4. The other cytosolic isoform investigated here, hCA VII, was the most effectively activated one by the compounds investigated in this study. Indeed, a wide subset of KAs were detected in a submicromolar range (from 0.10 to 45.5 μM) for some of these derivatives. All of them showed much better activation profile than the reference compound histamine (KA of 37.5 μM) towards hCA VII. Contrariwise to hCA I and II, the most efficient CAAs were not detected among the methylhistamine derivatives 2–5: Nτ-methylhistidine 7, N-methylpiperidine 8 and the aryl ether 10, showed KAs ranging between 110 and 190 nM. The bis-imidazole 16 stood out as the most effective hCA VII activator of the study with a KA of 100 nM. Intriguingly, compound 23 did not activate hCA VII below 100 μM, whereas derivative 30, previously classified among the inactive compounds for the other CA isoforms, weakly activated this CNS-associated CA (KA of 5.06 μM). In fact, this isoform is one of the most widely spread in the brain, probably being involved in crucial metabolic/pH regulation processes, while it is not expressed in other tissues. It is thus relevant that a rather wide set of compounds was detected here (8, 9, 10, 13, 16), which showed a promising isoform selectivity towards hCA VII over the ubiquitous CAs (up to 100-fold over hCA II).

Table 2 also include the literature references regarding the compounds ability to cross the BBB, which presumably should also lead to brain CA activating effects, as well as evidences for their action at central level.

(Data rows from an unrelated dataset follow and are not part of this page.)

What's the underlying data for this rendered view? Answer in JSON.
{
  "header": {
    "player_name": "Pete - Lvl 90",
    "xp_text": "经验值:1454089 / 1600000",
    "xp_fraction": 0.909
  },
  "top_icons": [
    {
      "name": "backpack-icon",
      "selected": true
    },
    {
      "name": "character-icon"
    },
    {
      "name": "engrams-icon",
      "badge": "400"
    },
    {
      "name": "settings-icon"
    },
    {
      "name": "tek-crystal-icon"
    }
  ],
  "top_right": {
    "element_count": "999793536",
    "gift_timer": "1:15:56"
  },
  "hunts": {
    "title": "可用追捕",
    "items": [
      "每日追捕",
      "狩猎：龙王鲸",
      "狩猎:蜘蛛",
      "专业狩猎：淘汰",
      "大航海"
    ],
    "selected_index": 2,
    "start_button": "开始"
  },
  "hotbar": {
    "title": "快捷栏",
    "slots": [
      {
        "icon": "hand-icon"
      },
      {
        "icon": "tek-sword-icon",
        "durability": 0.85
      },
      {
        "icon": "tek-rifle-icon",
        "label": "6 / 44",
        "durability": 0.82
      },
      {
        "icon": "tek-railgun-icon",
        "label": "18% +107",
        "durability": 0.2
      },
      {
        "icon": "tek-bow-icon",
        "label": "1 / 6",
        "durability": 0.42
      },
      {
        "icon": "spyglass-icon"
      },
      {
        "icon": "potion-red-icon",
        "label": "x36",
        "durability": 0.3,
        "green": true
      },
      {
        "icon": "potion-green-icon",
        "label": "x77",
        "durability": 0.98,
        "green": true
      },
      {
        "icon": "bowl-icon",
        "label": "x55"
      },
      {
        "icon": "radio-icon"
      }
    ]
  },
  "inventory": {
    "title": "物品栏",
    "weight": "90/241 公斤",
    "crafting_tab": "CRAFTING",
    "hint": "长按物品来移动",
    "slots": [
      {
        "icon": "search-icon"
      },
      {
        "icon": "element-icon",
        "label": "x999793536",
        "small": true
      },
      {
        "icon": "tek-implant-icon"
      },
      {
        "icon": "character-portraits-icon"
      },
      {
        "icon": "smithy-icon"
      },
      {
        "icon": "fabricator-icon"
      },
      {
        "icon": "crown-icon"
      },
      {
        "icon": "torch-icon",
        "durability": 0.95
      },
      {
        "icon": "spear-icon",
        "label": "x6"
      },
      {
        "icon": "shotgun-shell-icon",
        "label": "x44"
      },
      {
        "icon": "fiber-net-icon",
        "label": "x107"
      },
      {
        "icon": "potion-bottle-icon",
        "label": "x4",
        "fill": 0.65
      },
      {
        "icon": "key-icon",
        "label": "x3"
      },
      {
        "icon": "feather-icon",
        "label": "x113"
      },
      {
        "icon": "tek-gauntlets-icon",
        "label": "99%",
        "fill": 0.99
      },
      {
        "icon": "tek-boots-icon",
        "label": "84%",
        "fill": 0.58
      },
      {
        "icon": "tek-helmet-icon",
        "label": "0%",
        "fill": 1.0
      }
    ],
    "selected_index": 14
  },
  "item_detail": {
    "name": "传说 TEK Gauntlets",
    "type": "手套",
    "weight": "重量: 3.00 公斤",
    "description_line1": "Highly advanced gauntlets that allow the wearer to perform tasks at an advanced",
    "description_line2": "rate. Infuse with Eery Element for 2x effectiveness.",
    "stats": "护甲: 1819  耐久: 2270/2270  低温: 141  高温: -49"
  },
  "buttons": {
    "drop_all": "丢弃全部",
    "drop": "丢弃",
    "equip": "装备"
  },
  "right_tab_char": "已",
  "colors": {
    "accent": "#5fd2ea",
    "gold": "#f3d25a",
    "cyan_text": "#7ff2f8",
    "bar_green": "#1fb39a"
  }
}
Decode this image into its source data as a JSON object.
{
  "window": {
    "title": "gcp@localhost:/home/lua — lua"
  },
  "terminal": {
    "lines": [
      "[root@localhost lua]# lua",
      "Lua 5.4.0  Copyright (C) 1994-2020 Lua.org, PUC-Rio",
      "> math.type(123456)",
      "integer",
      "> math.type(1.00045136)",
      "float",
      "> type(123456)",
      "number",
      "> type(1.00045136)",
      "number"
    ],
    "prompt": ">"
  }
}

4. Conclusions and future perspectives

In the present study, we investigated the CA activating effects of a series of histamine receptors agonists/antagonists (compounds 2–30 in Figure 2) towards four hCA isoforms expressed in human brain, that are CA I, II, IV and VII. Though all derivatives possess moieties which can in principle shuttle protons in the pH range of 6–8, a consistent subset of them (17, 20, 22, 25–30), not having the histamine chemotype in their structure, did not report any activation effect for the tested CA isoforms (K_As >100 µM). hCA I and II were effectively activated by methylhistamine derivatives (2–7), whereas more intriguing SAR were observed for hCA VII with more lipophilic groups (as in 6, 8 or 10) promoting greater and more selective isoform activation. Of note, a subset of selective hCA VII activators was identified, that could serve to drive the identification and optimisation of new brain specific CAAs. We are currently witnessing a second youth period for CAAs, because of innovative pharmacological studies spurring researchers to take into account these lately neglected agents for their potential clinical relevance in the treatment of emotional memory disorders, including the improvement of the clinical efficacy of exposure-based treatments of obsessive-compulsive disorders, phobias, generalised anxiety, and post-traumatic stress disorder. The here gathered data might also provide more insights on the pharmacodynamics of therapeutically used histamine modulators, whose therapeutic action and/or side effects could be related to polypharmacology. Overall, this work might bring new lights on the intricate relationship between CA activation and brain physiology.

Acknowledgements

This paper is dedicated to the 90th anniversary of Professor Alexandru T. Balaban, mentor and friend to some of us.

Disclosure statement

No potential conflict of interest was reported by the author(s).

Additional information

Funding

This work was supported by the Italian Ministry for University and Research (MIUR), grant PRIN: prot. 2017XYBP2R (to CTS).